U.S. Warplanes, Kurdish Forces Attack Militants At Strategic Iraqi Dam

By RFE/RL

Kurdish forces backed by U.S. warplanes have launched an attack on militants from the Islamic State in northern Iraq in the area around Mosul dam.

Senior Kurdish military commander General Abdelrahman Korini said on August 16, "Kurdish Peshmerga with U.S. air support have seized control of the eastern side of the dam."

The Mosul dam, some 50 kilometers north of the city of Mosul, provides electricity for much of the region and is critical to agriculture in Nineveh Province.

Islamic State militants captured the dam on August 7.

Since the capture of the dam there have been fears the militants might blow it up and cause flooding that could reach all the way to Baghdad.

General Korini said several of the militants had been killed, that his forces were advancing, and that "the coming hours should announce welcome news."

Witnesses reported fighting started early on August 16 and continued into the afternoon.

Earlier on August 16, Iraqi officials said Islamic State (IS) militants killed at least 80 men, mostly from the minority Yazidis sect.

The attack happened in the village of Kocho, in Nineveh Province, where militants have seized large swaths of territory.
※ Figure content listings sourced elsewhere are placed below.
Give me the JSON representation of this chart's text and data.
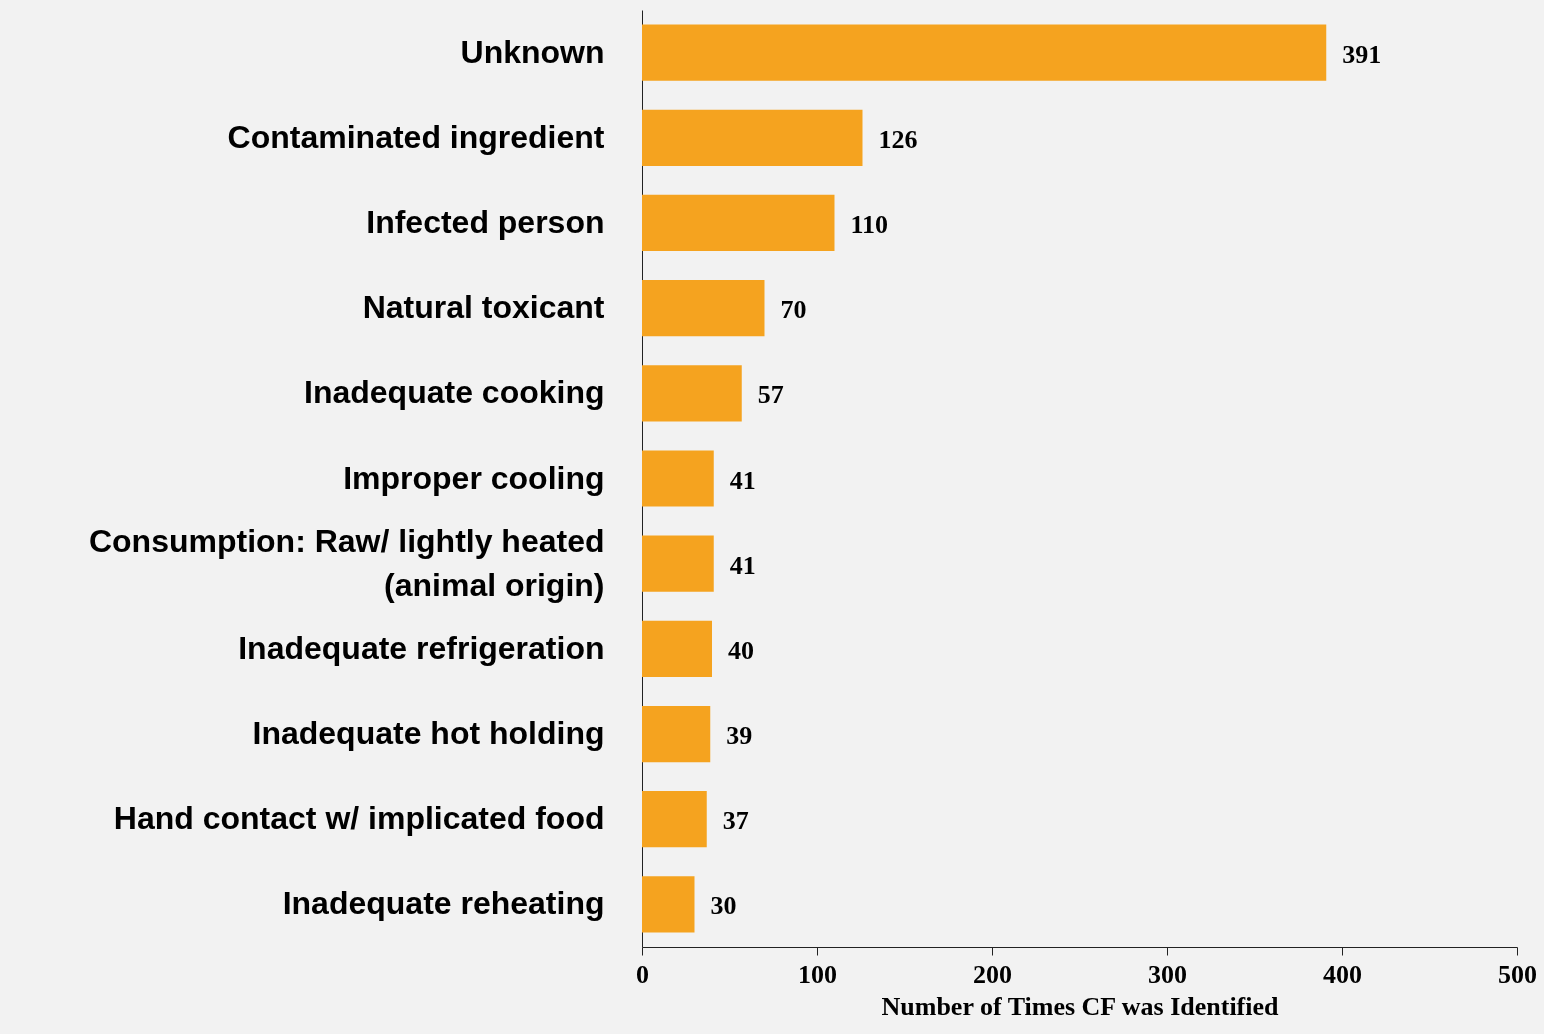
{
  "chart_data": {
    "type": "bar",
    "orientation": "horizontal",
    "categories": [
      "Unknown",
      "Contaminated ingredient",
      "Infected person",
      "Natural toxicant",
      "Inadequate cooking",
      "Improper cooling",
      "Consumption: Raw/ lightly heated (animal origin)",
      "Inadequate refrigeration",
      "Inadequate hot holding",
      "Hand contact w/ implicated food",
      "Inadequate reheating"
    ],
    "values": [
      391,
      126,
      110,
      70,
      57,
      41,
      41,
      40,
      39,
      37,
      30
    ],
    "color": "#f5a31f",
    "xlabel": "Number of Times CF was Identified",
    "xlim": [
      0,
      500
    ],
    "xticks": [
      0,
      100,
      200,
      300,
      400,
      500
    ],
    "data_labels": true,
    "grid": false
  }
}
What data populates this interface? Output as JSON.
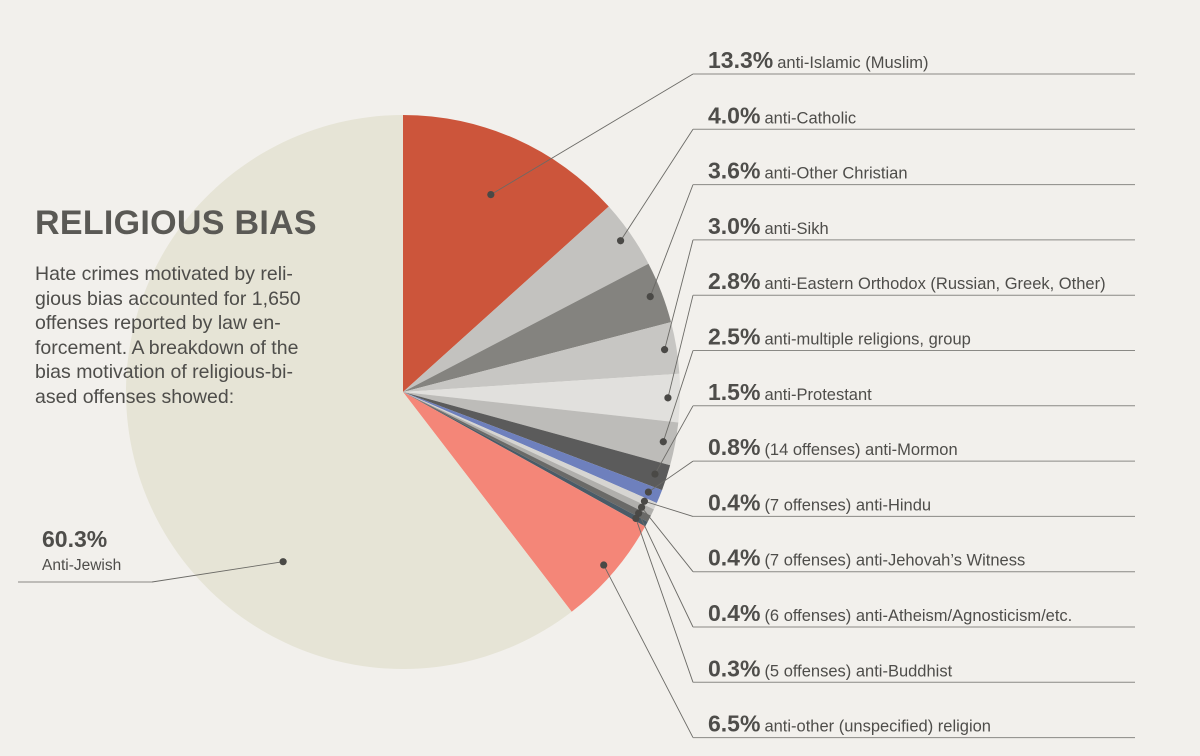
{
  "title": "RELIGIOUS BIAS",
  "description_lines": [
    "Hate crimes motivated by reli-",
    "gious bias accounted for 1,650",
    "offenses reported by law en-",
    "forcement. A breakdown of the",
    "bias motivation of religious-bi-",
    "ased offenses showed:"
  ],
  "chart_data": {
    "type": "pie",
    "title": "RELIGIOUS BIAS",
    "total_offenses": 1650,
    "slices": [
      {
        "pct_text": "13.3%",
        "value": 13.3,
        "label": "anti-Islamic (Muslim)",
        "color": "#cc553b"
      },
      {
        "pct_text": "4.0%",
        "value": 4.0,
        "label": "anti-Catholic",
        "color": "#c3c2bf"
      },
      {
        "pct_text": "3.6%",
        "value": 3.6,
        "label": "anti-Other Christian",
        "color": "#84837f"
      },
      {
        "pct_text": "3.0%",
        "value": 3.0,
        "label": "anti-Sikh",
        "color": "#c7c6c3"
      },
      {
        "pct_text": "2.8%",
        "value": 2.8,
        "label": "anti-Eastern Orthodox (Russian, Greek, Other)",
        "color": "#e1e0dd"
      },
      {
        "pct_text": "2.5%",
        "value": 2.5,
        "label": "anti-multiple religions, group",
        "color": "#bdbcb9"
      },
      {
        "pct_text": "1.5%",
        "value": 1.5,
        "label": "anti-Protestant",
        "color": "#5b5b5b"
      },
      {
        "pct_text": "0.8%",
        "value": 0.8,
        "label": "(14 offenses) anti-Mormon",
        "color": "#6e80bd"
      },
      {
        "pct_text": "0.4%",
        "value": 0.4,
        "label": "(7 offenses) anti-Hindu",
        "color": "#d6d5d2"
      },
      {
        "pct_text": "0.4%",
        "value": 0.4,
        "label": "(7 offenses) anti-Jehovah’s Witness",
        "color": "#b0afac"
      },
      {
        "pct_text": "0.4%",
        "value": 0.4,
        "label": "(6 offenses) anti-Atheism/Agnosticism/etc.",
        "color": "#6a6a68"
      },
      {
        "pct_text": "0.3%",
        "value": 0.3,
        "label": "(5 offenses) anti-Buddhist",
        "color": "#4a5b67"
      },
      {
        "pct_text": "6.5%",
        "value": 6.5,
        "label": "anti-other (unspecified) religion",
        "color": "#f48678"
      }
    ],
    "main_slice": {
      "pct_text": "60.3%",
      "value": 60.3,
      "label": "Anti-Jewish",
      "color": "#e6e4d6"
    }
  },
  "colors": {
    "background": "#f2f0ec",
    "text": "#4e4d4a",
    "leader": "#6b6a66",
    "rule": "#8a8985"
  }
}
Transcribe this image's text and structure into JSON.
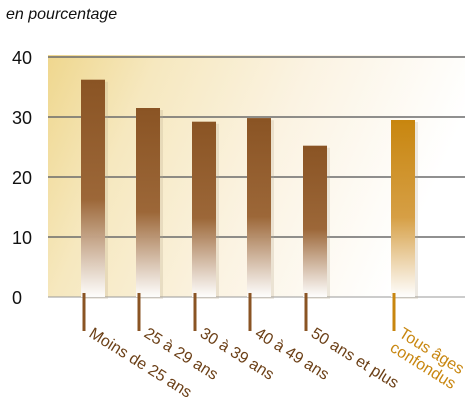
{
  "unit_label": "en pourcentage",
  "colors": {
    "bar": "#8a5424",
    "bar_highlight": "#c8860f",
    "category_text": "#6b3f16",
    "category_text_highlight": "#c8860f",
    "grid": "#6b6b6b",
    "axis": "#9a9a9a",
    "background_warm": "#f1de9e"
  },
  "chart_data": {
    "type": "bar",
    "ylim": [
      0,
      40
    ],
    "yticks": [
      0,
      10,
      20,
      30,
      40
    ],
    "grid": true,
    "categories": [
      "Moins de 25 ans",
      "25 à 29 ans",
      "30 à 39 ans",
      "40 à 49 ans",
      "50 ans et plus",
      "Tous âges confondus"
    ],
    "category_lines": [
      [
        "Moins de 25 ans"
      ],
      [
        "25 à 29 ans"
      ],
      [
        "30 à 39 ans"
      ],
      [
        "40 à 49 ans"
      ],
      [
        "50 ans et plus"
      ],
      [
        "Tous âges",
        "confondus"
      ]
    ],
    "values": [
      36.2,
      31.5,
      29.2,
      29.8,
      25.2,
      29.5
    ],
    "highlight_index": 5
  }
}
Yazidi lawmaker Mahma Khali told AP that IS fighters attacked the village on August 15.

Halgurd Hekmat, a spokesman for Kurdish security forces, said women and children were captured. They are presumed to have been taken prisoner.

Hoshyar Zebari, Iraq's former foreign minister and a prominent Kurdish leader, told AFP that those killed were Yazidis who had not fled their homes. Zebari described the attack as a "massacre."

Several European countries have recently announced their intentions to provide humanitarian aid to the population in the affected area and military help to the Kurdish forces fighting the Islamic State militants.

Germany, France, and Britain are among the countries that have already provided immediate relief to refugees in northern Iraq. The United States has also assisted the refugees in northern Iraq.

German Foreign Minister Frank-Walter Steinmeier was in Iraq on August 16, meeting first with Iraqi President Fuad Masum in Baghdad, then traveling to Irbil to meet with the president of the Kurdish region, Masud Barzani.

Steinmeier also met with Yazidi refugees in Irbil.